The Deseret News posted an article (“Mormons need to work to increase favor“) summarizing remarks by Gary Lawrence at the recent FAIR Conference held last week in Sandy. He addressed perceptions of Mormonism, based on data gathered by his polling firm. We’ve got some problems, it seems.
Here are a few hightlights from the summary:
- Five times as many Americans have a strongly unfavorable view of Mormons as have a strongly favorable view of us.
- About three-quarters of those polled are unsure whether Mormons believe the Bible or are Christians.
- The overall favorable to unfavorable measure is much worse for Mormons than for other broad faith communities such as Jews or Catholics.
Now it may be the case that the usual suspects are in part to blame for these flawed perceptions: the media, Evangelicals, or a general public content with the stereotypical view of Mormons and unwilling to update that view. But it is almost certainly the case that a fair portion of the responsibility for these perceptions rests with us. Maybe what we need is not a new PR firm, but a different way of living the gospel of Jesus Christ. In other words, maybe the perceptions aren’t that flawed. Here are a few of my own ideas for positive change. Feel free to add your own in the comments.
First, less cultural retrenchment. In The Angel and the Beehive, Armand Mauss documented the mid-century shift of the LDS Church away from conformity with the dominant culture and toward our own cultural and behavioral norms that differentiate us from the mainstream. Whatever the optimal balance is, I think it is clear we have gone too far toward retrenchment and tension with the dominant culture. The high “unfavorable” polling response almost certainly picks up a sense that Mormons aren’t quite normal. Certain features of current LDS life that are purely cultural — three hours of church on Sunday and an obsession with suits and ties as markers of righteousness, for example — are a good place to start. Normal Americans don’t go to church for three hours on Sunday.
Second, less overt emphasis on proselytization. About a dozen years ago, the primary responsibility for the success of missionary work was moved from the mission structure where it had always been (Mission President, missionaries, Stake Mission President, stake missionaries) to local leadership, primarily bishops. As a result, the marketing of Mormonism and the never-ending discussion of numerical goals for referrals, discussions, and baptisms are now part of regular discussion in local leadership meetings, classroom lessons, and sacrament meeting talks. I think we need to gear it down a bit. Mormons are in danger of becoming like your uncle or brother-in-law who is selling MLM vitamins or fruit juice or term life insurance: the person you don’t want to talk to because you know where the conversation will turn. Other changes to move LDS missionary work from a 19th-century model toward a 21st-century model aren’t hard to think up.
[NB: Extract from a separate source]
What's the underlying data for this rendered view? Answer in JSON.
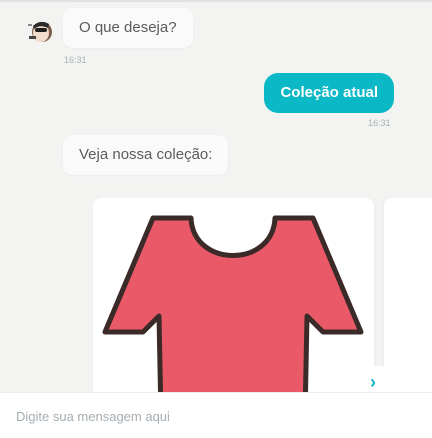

Finally, I’m tempted to say the Church should get out of politics, but I don’t want this to become a Prop 8 discussion. General requests to support particular ballot measures are not the problem — it was drawing local leadership and membership into fundraising and canvassing that made conservative politics into a semi-official part of the gospel at the local level. I believe this was an unintended consequence, but it needs to be corrected forcefully. The neutrality statement needs to be reiterated and enforced. Local leaders who have disciplined members for making left-leaning political statements should be released (with a vote of thanks) and replaced. Harry Reid should be an invited speaker at the next General Conference with the assigned topic “Why I Am Proud to be a Mormon and a Democrat.”
I’m sure there are other ideas. The linked article notes some of the suggestions Gary Lawrence himself offered for fixing some of the problems. Any other ideas come to mind? Remember, I’m not just stirring up discontent — the data have spoken and there is a problem. The question is whether we Mormons are going to do anything differently to change things for the better.